A limitation of our study design is in the reliance on the EPDS, rather than direct clinical assessment of depression; we therefore refer to the findings as reflecting an association between the number of depressive symptoms and lipidomic profiles. However, the EPDS is a highly validated screening tool for perinatal depression25. Importantly, our sample included women with EPDS scores largely falling in the high range of sub-clinical to lower range of clinical scores, and were thus not unique to more severe cases of maternal depression. Likewise, our previous neuroimaging studies suggest that the number of depressive symptoms associates with fetal cortico-limbic development and that this association is observed in non-clinical community samples, suggesting that maternal mental health influences fetal neurodevelopment across the population4,5,13. Similarly, while CBCL scores originate from parental questionnaires rather than formal neurodevelopmental assessments they are validated and showed high reliability in Singaporean children28. The objective measure of placental lipids is a major strength of our study, however further analysis of cord blood can provide a more accurate quantification of true transplacental transfer of lipids.
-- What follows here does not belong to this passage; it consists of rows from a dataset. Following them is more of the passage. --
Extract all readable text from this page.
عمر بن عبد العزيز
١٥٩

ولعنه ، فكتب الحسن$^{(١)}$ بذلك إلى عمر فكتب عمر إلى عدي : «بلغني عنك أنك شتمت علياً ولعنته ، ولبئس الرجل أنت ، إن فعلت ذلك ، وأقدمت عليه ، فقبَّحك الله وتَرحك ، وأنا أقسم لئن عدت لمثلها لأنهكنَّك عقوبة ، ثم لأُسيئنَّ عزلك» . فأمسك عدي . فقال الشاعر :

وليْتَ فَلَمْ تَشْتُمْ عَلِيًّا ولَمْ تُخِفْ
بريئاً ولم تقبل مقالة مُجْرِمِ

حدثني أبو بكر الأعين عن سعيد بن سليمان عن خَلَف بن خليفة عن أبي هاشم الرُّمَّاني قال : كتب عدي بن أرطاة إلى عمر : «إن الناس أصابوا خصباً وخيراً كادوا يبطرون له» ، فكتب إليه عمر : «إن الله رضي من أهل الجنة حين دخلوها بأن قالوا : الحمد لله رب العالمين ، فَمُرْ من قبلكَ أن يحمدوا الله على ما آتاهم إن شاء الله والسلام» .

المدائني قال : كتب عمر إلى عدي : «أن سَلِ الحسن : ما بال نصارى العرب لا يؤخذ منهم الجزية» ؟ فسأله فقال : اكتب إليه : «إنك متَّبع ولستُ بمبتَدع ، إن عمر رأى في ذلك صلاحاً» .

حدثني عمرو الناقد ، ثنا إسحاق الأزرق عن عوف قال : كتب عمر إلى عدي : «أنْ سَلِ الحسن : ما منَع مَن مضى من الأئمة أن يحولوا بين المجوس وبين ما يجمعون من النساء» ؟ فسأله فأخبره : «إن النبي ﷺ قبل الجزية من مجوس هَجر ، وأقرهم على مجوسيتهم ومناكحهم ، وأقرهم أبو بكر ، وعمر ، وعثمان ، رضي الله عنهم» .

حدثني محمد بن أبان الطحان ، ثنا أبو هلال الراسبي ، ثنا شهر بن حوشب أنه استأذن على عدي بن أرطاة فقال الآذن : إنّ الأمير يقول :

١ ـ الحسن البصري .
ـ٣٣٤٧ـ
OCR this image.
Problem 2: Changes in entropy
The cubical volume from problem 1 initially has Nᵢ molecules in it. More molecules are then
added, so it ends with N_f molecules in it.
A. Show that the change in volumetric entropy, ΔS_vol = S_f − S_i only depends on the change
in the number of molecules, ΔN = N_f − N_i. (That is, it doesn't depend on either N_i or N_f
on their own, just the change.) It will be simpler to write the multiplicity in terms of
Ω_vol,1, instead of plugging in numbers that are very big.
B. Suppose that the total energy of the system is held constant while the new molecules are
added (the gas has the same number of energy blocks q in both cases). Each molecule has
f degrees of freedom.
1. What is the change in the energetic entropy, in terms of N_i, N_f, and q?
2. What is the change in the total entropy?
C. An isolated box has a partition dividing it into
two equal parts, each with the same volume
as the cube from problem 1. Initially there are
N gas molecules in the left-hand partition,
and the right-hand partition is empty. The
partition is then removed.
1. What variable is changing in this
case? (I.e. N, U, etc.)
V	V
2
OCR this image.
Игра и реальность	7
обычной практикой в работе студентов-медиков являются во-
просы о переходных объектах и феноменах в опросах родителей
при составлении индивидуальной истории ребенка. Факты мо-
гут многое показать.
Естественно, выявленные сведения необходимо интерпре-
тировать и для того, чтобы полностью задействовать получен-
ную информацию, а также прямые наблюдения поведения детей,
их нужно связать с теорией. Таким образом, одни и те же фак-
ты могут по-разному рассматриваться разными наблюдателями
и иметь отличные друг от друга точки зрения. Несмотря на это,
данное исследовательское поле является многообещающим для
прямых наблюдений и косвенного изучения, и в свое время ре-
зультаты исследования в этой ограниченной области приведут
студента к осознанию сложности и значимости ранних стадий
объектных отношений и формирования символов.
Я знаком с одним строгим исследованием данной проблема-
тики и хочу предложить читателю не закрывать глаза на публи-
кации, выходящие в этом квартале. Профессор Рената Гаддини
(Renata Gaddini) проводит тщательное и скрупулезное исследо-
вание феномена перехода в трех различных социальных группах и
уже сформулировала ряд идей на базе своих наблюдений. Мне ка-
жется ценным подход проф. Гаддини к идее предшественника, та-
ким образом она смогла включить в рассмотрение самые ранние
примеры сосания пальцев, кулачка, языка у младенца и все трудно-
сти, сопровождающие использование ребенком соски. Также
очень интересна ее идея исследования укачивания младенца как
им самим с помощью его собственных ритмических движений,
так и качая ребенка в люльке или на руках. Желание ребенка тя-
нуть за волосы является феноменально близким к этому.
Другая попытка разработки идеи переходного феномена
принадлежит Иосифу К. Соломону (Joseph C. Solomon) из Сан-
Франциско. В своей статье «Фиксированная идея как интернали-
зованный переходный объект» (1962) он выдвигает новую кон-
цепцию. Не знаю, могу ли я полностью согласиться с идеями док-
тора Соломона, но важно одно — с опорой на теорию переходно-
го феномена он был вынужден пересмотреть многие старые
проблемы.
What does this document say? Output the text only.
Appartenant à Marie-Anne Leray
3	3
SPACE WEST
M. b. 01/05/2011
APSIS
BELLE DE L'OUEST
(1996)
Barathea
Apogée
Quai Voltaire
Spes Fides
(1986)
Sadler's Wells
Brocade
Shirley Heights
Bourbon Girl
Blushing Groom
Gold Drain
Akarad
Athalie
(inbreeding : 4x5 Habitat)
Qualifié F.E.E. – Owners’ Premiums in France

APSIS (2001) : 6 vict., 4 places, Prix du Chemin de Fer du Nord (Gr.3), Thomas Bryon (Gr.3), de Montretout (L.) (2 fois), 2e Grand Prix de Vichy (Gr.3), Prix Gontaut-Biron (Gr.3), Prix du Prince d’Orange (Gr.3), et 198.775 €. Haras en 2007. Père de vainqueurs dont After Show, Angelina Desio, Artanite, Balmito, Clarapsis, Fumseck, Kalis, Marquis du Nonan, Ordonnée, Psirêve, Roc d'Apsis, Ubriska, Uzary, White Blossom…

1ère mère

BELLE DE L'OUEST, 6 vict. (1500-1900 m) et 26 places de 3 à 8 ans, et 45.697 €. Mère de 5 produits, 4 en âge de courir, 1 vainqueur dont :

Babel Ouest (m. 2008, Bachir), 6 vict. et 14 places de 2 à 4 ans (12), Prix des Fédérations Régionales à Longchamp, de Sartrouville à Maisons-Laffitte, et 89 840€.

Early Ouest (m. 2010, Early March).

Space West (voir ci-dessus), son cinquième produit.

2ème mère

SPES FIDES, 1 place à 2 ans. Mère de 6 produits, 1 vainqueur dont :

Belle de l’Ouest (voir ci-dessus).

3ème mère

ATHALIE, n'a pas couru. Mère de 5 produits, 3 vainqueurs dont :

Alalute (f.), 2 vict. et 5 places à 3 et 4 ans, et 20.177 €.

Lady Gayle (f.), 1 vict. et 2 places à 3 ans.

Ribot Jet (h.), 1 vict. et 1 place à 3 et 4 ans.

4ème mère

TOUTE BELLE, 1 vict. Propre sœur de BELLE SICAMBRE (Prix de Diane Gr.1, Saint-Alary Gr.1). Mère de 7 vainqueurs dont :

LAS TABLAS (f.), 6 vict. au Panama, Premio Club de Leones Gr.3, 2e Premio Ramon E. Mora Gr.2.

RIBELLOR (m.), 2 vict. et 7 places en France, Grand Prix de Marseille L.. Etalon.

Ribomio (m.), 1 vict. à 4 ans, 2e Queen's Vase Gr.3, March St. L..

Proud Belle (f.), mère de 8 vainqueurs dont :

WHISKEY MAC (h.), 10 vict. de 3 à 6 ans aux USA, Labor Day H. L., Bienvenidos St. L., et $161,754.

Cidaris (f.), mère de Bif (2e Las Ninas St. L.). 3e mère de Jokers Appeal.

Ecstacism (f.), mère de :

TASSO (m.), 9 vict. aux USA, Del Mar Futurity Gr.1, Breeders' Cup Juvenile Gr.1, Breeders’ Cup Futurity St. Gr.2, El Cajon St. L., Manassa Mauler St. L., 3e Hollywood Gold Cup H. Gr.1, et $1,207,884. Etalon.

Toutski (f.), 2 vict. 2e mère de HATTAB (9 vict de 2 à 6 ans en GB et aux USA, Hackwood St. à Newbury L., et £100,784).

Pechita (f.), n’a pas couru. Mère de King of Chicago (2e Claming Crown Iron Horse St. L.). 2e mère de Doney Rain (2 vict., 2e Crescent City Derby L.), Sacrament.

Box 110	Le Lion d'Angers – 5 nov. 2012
This study provides new insights into the biological pathways by which maternal emotional wellbeing influences fetal neurodevelopment and the later risk for psychopathology. Our results suggest a potential utility of nutritional approaches in the prevention of risk for later offspring psychopathology among pregnant women with high levels of depressive symptoms. This is particularly pertinent in light of the reluctance of pregnant women to adopt pharmacological interventions, including anti-depressant medications. We note, however, that while diet is inevitably important in determining fatty acid availability for the fetus, there might also be influences of genetic variations that affect the free fatty acid synthesis, metabolism, and transport across the placenta that need to be considered in tandem with nutritional supplementation efforts.